Возле Акинфиева остановились две девицы, одетые в бело-розовые платья. Совсем молоденькие. Начали трещать без умолку, перебивая, не слушая друг друга. Их разговор Акинфиева не интересовал, да и слышал он лишь отдельные слова. Разговор был совершенно пустяковым. Зато сами девушки Ивана Петровича не оставили равнодушным: настоящие русские красавицы, этакие, понимаете, бутоны…

Акинфиев время от времени незаметно поглядывал на них. На душе у него было спокойно и радостно – впервые за много-много дней.

– А вот спросим у этого господина! – вдруг сказала одна из девушек, тёмненькая и, кажется, постарше второй. – Как он скажет, так и будет.

Акинфиев повернулся к ним лицом, подобрался: сразу проснулись прежние страхи.

– Я Оля! – сказала тёмная. – А она Саша. Мы кузины!

– Э-э… польщён… – неожиданно для себя брякнул Акинфиев. И тотчас же, слегка смешавшись, поправился: – То есть, простите, рад познакомиться. Иван Петрович!

– Ива-ан Петрович! – протянула Оля. – Разрешите наш спор, пожалуйста! Сашка, глупая, утверждает, что в хорошую погоду отсюда можно разглядеть финский берег! Представляете?

Акинфиев кивнул, ничего не понимая. Какой финский берег?

– …А я ей доказываю, что это совершенно невозможно. И не из-за дальности расстояния, а только потому, что Земля – шар! И в море это особенно заметно: море как бы горбом закрывает горизонт!

– Э-э… «Закрывает горизонт» – это не совсем удачное выражение, – нашёлся Иван Петрович. – Но, действительно, если наблюдатель начнёт подниматься вверх, его кругозор резко расширится, и он сможет увидеть гораздо дальше.

– Вот! – торжествующе сказала Ольга и показала кузине розовый маленький язычок.

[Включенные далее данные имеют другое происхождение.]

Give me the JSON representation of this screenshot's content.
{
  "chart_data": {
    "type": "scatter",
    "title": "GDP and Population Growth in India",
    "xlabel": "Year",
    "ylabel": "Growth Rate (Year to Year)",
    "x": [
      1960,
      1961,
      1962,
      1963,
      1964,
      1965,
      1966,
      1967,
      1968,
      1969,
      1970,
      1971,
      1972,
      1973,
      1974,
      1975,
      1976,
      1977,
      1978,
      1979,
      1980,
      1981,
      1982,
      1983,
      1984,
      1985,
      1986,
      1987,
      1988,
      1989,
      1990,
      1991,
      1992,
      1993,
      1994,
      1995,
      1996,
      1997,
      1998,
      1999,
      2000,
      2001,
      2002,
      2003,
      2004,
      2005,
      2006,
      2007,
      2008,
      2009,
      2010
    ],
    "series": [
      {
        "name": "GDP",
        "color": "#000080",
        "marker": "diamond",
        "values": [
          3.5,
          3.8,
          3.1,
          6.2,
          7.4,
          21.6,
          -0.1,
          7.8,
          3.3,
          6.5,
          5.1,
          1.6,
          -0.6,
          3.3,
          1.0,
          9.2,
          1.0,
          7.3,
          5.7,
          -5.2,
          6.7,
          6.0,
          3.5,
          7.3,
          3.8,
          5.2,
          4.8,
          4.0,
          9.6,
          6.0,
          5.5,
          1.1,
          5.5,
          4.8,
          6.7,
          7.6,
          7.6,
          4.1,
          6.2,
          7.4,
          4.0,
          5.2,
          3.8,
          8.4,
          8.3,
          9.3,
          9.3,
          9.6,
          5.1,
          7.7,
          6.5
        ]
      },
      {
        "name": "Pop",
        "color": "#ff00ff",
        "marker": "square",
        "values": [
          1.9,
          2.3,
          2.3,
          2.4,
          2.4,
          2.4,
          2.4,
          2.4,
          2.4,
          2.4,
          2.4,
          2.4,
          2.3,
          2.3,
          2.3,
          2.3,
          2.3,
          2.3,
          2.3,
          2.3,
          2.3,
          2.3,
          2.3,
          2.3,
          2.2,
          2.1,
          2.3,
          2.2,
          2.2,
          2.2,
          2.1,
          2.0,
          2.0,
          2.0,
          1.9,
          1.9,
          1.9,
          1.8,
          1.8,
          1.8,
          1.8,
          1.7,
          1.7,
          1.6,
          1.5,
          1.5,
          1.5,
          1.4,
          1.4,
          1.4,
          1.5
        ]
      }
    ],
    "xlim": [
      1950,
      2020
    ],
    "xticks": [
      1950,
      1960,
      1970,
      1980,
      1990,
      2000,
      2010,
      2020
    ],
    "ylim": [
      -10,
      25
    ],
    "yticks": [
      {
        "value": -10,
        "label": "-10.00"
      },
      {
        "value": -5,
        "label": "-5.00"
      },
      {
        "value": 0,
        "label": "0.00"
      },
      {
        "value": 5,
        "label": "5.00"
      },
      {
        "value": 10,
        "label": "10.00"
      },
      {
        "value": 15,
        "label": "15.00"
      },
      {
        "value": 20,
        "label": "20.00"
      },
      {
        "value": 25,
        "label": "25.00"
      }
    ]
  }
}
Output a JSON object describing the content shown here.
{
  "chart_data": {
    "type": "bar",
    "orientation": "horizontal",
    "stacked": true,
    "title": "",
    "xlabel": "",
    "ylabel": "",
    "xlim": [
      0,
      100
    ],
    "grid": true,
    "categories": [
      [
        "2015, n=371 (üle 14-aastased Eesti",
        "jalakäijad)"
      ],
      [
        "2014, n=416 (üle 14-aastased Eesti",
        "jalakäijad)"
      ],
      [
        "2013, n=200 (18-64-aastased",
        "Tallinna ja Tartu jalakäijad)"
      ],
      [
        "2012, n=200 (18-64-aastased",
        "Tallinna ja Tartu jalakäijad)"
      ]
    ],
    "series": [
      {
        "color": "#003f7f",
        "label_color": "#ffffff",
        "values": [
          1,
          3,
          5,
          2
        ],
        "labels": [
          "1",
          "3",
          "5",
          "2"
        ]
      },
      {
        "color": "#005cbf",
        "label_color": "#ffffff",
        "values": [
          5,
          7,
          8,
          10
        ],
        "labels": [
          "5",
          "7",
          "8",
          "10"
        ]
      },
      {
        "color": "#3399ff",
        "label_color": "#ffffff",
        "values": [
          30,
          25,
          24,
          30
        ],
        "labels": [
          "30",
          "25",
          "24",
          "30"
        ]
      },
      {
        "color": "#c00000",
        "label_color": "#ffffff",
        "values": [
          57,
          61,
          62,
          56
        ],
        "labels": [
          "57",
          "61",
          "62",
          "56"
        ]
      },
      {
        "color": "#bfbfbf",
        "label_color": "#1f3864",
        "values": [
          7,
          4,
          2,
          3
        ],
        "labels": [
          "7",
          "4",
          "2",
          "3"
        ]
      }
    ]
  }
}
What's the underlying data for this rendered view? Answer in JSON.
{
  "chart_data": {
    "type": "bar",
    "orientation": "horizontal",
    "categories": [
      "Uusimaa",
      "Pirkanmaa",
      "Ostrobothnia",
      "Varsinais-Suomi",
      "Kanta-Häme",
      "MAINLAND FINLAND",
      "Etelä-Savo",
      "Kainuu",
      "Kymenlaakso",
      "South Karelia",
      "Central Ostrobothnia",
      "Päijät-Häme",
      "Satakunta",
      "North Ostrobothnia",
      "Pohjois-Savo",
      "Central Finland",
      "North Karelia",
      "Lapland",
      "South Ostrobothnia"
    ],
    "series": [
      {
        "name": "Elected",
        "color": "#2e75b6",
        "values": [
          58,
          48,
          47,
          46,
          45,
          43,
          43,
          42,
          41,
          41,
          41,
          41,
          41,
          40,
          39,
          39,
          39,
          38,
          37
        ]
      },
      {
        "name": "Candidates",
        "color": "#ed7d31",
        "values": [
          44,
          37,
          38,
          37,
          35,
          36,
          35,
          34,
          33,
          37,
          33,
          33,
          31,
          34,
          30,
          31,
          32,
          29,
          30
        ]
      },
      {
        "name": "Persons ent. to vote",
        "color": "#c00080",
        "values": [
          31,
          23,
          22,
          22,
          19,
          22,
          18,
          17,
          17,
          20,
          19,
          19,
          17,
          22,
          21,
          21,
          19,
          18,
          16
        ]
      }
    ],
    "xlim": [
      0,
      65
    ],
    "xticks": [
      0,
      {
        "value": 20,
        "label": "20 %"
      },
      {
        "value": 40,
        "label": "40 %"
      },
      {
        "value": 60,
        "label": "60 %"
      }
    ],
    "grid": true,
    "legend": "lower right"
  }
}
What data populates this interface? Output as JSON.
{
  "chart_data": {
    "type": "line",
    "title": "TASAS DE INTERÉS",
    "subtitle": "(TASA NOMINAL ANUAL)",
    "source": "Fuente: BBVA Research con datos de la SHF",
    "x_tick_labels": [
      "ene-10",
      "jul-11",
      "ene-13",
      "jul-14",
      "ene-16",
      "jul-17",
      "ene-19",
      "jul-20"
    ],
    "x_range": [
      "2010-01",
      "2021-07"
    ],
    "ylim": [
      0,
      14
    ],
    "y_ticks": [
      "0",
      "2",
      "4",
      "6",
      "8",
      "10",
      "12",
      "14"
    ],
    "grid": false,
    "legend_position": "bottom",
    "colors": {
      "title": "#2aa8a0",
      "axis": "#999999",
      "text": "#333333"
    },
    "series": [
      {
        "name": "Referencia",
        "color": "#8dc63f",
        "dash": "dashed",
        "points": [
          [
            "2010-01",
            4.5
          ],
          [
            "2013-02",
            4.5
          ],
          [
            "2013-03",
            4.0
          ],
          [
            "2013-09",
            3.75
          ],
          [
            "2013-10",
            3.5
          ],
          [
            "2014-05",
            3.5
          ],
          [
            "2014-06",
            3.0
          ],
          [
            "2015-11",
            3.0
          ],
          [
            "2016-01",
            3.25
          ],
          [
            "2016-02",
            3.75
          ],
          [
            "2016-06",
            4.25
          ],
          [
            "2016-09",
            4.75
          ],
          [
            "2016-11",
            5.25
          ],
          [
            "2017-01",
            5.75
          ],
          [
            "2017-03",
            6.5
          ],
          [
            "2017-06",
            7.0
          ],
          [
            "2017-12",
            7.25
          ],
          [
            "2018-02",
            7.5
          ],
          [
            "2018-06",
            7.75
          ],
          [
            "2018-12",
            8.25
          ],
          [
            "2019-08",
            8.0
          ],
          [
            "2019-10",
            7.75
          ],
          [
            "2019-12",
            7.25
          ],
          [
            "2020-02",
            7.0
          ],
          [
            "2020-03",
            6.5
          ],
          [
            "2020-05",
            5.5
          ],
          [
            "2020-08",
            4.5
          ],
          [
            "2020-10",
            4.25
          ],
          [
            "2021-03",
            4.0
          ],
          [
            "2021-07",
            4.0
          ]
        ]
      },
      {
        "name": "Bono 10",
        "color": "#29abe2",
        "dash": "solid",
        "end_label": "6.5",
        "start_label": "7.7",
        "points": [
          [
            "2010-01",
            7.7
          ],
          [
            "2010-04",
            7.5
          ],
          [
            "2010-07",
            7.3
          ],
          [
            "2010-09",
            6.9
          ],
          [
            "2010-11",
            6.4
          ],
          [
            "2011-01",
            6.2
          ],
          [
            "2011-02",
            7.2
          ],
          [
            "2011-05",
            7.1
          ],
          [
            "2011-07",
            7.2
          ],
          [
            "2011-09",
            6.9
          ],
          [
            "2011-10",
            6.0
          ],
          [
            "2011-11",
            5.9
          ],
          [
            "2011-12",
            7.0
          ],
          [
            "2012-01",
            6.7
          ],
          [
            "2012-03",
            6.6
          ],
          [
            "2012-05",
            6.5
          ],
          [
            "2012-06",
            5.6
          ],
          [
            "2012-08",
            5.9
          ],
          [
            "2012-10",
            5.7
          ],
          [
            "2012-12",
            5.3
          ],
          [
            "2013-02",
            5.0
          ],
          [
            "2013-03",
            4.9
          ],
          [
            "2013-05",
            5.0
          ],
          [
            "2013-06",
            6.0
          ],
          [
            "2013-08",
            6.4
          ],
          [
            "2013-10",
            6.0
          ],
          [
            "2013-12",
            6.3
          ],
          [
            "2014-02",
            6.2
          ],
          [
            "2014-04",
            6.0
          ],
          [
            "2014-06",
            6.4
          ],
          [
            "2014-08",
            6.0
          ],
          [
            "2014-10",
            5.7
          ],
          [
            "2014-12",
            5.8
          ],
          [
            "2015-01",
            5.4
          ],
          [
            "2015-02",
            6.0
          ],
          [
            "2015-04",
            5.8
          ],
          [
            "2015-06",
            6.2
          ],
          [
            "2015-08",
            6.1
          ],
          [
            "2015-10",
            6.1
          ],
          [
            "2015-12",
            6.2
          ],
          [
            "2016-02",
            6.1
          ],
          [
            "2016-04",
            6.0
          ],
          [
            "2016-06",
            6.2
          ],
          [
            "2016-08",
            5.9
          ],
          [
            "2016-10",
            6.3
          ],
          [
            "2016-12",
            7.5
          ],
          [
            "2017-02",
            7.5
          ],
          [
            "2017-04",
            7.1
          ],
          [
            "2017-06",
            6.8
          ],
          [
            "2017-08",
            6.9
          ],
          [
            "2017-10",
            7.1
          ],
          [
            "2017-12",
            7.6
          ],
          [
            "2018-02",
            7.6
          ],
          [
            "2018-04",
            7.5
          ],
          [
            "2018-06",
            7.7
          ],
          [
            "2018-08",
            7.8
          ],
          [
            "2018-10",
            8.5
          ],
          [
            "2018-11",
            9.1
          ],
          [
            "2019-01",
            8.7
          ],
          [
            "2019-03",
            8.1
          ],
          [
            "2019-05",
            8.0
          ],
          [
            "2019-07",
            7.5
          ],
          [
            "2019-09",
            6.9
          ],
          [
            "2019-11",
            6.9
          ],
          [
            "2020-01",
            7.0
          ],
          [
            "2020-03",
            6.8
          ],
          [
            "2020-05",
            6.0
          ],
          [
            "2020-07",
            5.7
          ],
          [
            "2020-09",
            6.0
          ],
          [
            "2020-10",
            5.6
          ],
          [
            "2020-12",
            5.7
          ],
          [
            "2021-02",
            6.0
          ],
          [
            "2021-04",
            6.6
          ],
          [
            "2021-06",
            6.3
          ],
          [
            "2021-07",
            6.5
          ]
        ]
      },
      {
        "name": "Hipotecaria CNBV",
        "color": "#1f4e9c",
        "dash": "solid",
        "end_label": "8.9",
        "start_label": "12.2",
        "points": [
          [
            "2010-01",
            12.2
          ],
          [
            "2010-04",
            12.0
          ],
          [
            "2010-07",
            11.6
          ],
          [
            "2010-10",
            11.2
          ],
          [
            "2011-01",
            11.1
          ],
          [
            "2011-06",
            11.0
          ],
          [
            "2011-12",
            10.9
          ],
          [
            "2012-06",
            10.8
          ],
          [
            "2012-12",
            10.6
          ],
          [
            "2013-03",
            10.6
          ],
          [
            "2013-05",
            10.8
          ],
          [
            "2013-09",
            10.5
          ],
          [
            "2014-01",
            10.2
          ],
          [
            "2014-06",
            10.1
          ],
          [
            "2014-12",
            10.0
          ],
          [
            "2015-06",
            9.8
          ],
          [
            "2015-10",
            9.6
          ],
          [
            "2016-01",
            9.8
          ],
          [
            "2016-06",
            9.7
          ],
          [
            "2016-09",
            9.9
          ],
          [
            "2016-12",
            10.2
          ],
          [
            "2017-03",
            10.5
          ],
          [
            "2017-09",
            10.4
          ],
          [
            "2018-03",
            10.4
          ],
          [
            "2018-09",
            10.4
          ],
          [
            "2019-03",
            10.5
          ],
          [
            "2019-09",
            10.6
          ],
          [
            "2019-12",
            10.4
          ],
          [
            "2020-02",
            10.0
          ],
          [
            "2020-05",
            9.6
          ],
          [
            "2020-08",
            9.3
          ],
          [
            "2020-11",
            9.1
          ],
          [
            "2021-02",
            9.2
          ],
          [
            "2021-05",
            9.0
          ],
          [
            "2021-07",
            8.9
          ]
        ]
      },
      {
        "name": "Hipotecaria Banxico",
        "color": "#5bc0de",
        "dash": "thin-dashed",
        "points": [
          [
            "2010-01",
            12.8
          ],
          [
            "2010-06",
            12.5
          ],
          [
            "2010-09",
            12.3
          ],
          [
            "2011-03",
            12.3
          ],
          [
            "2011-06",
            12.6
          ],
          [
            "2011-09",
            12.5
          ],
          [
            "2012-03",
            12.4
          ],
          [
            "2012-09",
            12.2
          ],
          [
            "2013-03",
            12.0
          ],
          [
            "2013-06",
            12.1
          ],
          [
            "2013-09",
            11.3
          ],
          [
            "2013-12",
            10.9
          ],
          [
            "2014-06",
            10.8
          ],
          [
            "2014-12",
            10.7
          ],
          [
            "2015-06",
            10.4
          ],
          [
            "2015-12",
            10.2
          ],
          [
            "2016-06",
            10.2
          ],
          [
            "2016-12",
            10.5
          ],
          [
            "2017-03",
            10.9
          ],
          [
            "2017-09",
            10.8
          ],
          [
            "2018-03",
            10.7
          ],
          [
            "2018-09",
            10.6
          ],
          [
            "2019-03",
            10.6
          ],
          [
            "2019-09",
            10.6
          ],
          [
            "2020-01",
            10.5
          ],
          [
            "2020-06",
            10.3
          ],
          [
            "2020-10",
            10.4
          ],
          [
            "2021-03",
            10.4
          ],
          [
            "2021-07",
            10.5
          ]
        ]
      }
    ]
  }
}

И снова повернулась к Акинфиеву:

– А финский берег?

– Ну, я думаю, если подняться достаточно высоко… На высоту Исаакиевского собора, скажем… То, возможно, и финский берег на горизонте появится.

Теперь настала очередь торжествовать Саше. Она показала язык Оле и в ладоши захлопала:

– Слышала? Слышала?

– Ну и что, что слышала, – насупилась Ольга. – Исаакия тут нет, стало быть, и увидеть Финляндию совершенно невозможно! Правильно я говорю, Иван Петрович?

– Совершенно правильно, – невольно улыбнулся Акинфиев.

Обе девушки ему нравились всё больше. Н-да… Давненько он не общался с молодёжью! Всё нигилисты какие-то, револьверщики, «стриженые девки»… А тут вот, извольте: совсем юные барышни, а уже такими вопросами задаются. И как говорят умно-с!

– Так, значит, сегодня ты меня пирожными угощаешь! – сказала Ольга Саше. И снова оборотилась к Акинфиеву:

– А вы уже бывали в Петергофе?

– Бывал.

– Ой, а мы впервые! Там, наверное, так красиво! Нам рассказывали! Фонтаны, скульптуры, каналы… Нас тётенька отпустила, – сказала Оля. – Мы, видите ли, совсем недавно в Петербург приехали. Из Вятки. Хотим на курсы записаться.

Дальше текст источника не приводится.